Our clients are looking for new opportunities to engage with their customers, to do business better and expand into new areas. Co.lab plays a role in that, as does Reinventure, which has a mandate to invest in Asian as well as Australian fintechs.
To give you one example of how that partnership approach works in practice, one of our portfolio companies, Data Republic, is at the leading edge of how the world collaborates with data, securely and appropriately from a privacy perspective.
That is of great interest to our clients in Singapore, where making the best use of data is a part of the drive for a so-called Smart Nation economy, and so we’re able to sit down with Data Republic and our Singapore clients and talk about ways that they can collaborate.
Do you see new areas of collaboration between Asia and Australia in your industry that are currently not on the radar?
There is no doubt in my mind that there will be new areas of collaboration, some that we’re exploring already and some that we haven’t thought of yet.
Things are moving so quickly that it’s vital to have that engagement and dialogue with fintechs, with peers and with clients, be they corporate or government. We are seeing a lot of activity in data, AI and payments at the moment.
Westpac launched the innovation lab (Co.lab) in Singapore last year. How has the operation performed to date?
Our Singapore Co.lab is one of five Westpac innovation labs and is the only Co.lab in Asia. It’s the only one of its kind for an Australian bank in Asia.
The idea behind the Singapore Co.lab is that it acts as a hub and a launch pad for Australian fintechs into the region, as well as a bridge for Asian fintechs who want to expand into the Australian market.
It’s a natural extension of our approach to innovation which is to innovate ourselves internally in some areas, but also to partner with fintechs and other financial services providers where it is mutually beneficial.

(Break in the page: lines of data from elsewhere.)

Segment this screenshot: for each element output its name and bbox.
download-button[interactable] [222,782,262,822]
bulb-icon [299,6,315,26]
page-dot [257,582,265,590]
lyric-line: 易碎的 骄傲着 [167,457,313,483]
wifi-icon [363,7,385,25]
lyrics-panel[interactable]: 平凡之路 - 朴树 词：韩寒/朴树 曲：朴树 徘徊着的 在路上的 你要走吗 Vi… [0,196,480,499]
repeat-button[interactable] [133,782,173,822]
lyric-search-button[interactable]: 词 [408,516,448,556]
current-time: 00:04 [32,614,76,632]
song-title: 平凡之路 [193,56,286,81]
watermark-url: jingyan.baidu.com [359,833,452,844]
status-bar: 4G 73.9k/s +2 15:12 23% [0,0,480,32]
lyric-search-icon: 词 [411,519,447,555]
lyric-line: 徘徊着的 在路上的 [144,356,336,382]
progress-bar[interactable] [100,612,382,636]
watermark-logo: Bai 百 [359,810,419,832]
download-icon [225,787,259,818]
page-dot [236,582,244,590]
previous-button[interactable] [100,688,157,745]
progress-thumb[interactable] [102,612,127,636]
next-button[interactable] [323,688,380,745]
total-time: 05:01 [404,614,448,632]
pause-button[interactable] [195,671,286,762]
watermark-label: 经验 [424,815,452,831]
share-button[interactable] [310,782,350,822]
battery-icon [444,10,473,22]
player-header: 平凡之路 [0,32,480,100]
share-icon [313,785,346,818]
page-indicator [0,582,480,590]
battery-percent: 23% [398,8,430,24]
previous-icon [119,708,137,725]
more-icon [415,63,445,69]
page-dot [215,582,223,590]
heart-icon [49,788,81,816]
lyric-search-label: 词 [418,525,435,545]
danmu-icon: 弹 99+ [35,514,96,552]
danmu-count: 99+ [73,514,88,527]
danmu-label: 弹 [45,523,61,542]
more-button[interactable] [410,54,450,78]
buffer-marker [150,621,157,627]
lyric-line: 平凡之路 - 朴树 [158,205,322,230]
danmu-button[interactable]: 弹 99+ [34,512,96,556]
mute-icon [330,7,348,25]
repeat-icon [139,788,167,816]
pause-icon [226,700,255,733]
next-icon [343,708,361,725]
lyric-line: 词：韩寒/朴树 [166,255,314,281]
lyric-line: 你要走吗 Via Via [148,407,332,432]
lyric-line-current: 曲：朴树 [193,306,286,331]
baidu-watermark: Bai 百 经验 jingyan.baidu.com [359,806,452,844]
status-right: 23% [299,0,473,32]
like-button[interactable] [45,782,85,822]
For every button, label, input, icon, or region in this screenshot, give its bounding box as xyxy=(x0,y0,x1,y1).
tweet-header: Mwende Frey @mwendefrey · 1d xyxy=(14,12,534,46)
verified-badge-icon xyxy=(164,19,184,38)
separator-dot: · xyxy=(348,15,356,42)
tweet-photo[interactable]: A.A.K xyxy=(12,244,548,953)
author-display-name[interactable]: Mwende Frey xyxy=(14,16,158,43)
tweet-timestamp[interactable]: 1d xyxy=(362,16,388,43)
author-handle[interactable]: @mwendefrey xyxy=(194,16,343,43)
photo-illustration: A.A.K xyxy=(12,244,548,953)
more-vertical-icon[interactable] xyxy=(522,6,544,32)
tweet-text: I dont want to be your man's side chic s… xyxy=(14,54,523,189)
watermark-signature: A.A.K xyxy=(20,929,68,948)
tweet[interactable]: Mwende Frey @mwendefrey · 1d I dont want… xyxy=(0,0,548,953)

That might include investing through our venture capital fund Reinventure, which is a A$150 million (US$107.4 million) fund, or directly from our own balance sheet. So far, we’ve seen real momentum with the Singapore Co.lab, and it’s being used by a number of our Reinventure partners as they expand into the region.

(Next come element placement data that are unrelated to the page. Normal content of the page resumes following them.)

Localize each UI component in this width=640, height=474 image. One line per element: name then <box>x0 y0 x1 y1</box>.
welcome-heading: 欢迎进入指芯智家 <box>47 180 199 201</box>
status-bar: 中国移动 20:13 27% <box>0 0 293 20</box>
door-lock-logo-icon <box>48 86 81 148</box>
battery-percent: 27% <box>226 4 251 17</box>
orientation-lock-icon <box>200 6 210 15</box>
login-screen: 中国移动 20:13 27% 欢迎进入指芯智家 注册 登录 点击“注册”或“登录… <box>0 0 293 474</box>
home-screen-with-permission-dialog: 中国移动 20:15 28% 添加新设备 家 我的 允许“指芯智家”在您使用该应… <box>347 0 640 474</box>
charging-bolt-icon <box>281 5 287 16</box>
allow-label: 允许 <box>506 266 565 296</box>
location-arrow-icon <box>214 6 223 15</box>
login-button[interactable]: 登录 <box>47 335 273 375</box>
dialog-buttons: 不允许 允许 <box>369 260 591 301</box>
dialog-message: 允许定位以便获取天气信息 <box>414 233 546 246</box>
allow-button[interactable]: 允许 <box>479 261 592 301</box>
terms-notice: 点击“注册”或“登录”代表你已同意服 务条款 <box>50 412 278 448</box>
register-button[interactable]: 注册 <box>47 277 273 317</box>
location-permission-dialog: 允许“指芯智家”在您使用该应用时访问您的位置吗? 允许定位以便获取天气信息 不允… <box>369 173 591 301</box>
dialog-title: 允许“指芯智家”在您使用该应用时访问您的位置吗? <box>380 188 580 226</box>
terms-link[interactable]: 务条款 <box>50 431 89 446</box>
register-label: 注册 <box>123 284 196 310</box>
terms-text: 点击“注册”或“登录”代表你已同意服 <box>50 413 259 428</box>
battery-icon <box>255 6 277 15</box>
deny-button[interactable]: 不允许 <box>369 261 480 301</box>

In addition, during Money 20/20 Asia, for example, we were able to host 18 Australian fintechs, alongside Austrade and Fintech Australia, to pitch their ideas to investors. We also have a number of POCs (Proof of Concepts) in the pipeline and it’s been a great platform for deeper engagement with clients and fintech partners.
Retail banking has been a fertile hinterland for fintech disruption, so what are the next major disruptions coming to global transaction services?
Fintech disruption is a really interesting space and is increasingly being adopted by institutional customers.
We are already seeing customers asking for innovative solutions to their needs and it is now imperative for new products to have a strong digital offering encompassing real-time processing, 24/7 access to information and the ability to use virtual products such as single use cards and digital wallets.
To support this, more and more banks are executing on Open API strategies to solve customer pain points through enhanced functionality across their value chains.
Technology is also enabling the emergence of end-to-end integrated solutions that are easy to onboard customers and bring together a bundle of interlinked applications to manage, for example, orders, inventory and back-office processes such as payroll.
In addition, Merchant platforms now need to cater for a variety of emerging payment channels – both current and future - as well as traditional payment methods.
The key to future success is effective partnership between established financial institutions and non-traditional providers to seamlessly work together in a transaction banking ecosystem.
You are a non-executive director of fintech firm Zip Co. Is the experience beneficial to you for your day-to-day banking work?
Firstly, the association with Zip Co for Westpac has been extremely positive. A little under two years ago Westpac invested directly in Zip Co, which is an ASX-listed company focused on the buy-now pay-later category, and there was a great deal of discussion around that investment.
After all, the idea is conceptually similar to the credit cards and consumer credit we offer existing customers. But Zip Co has done a great job in signing up something like a million - often millennial - customers in a very short space of time. So, from an investment perspective, that has been very beneficial for Westpac.
To be on the board of a fintech firm like Zip Co, which is having an impact on the market and that is very creative and dynamic, has allowed me to get closer to the customer and the customer experience.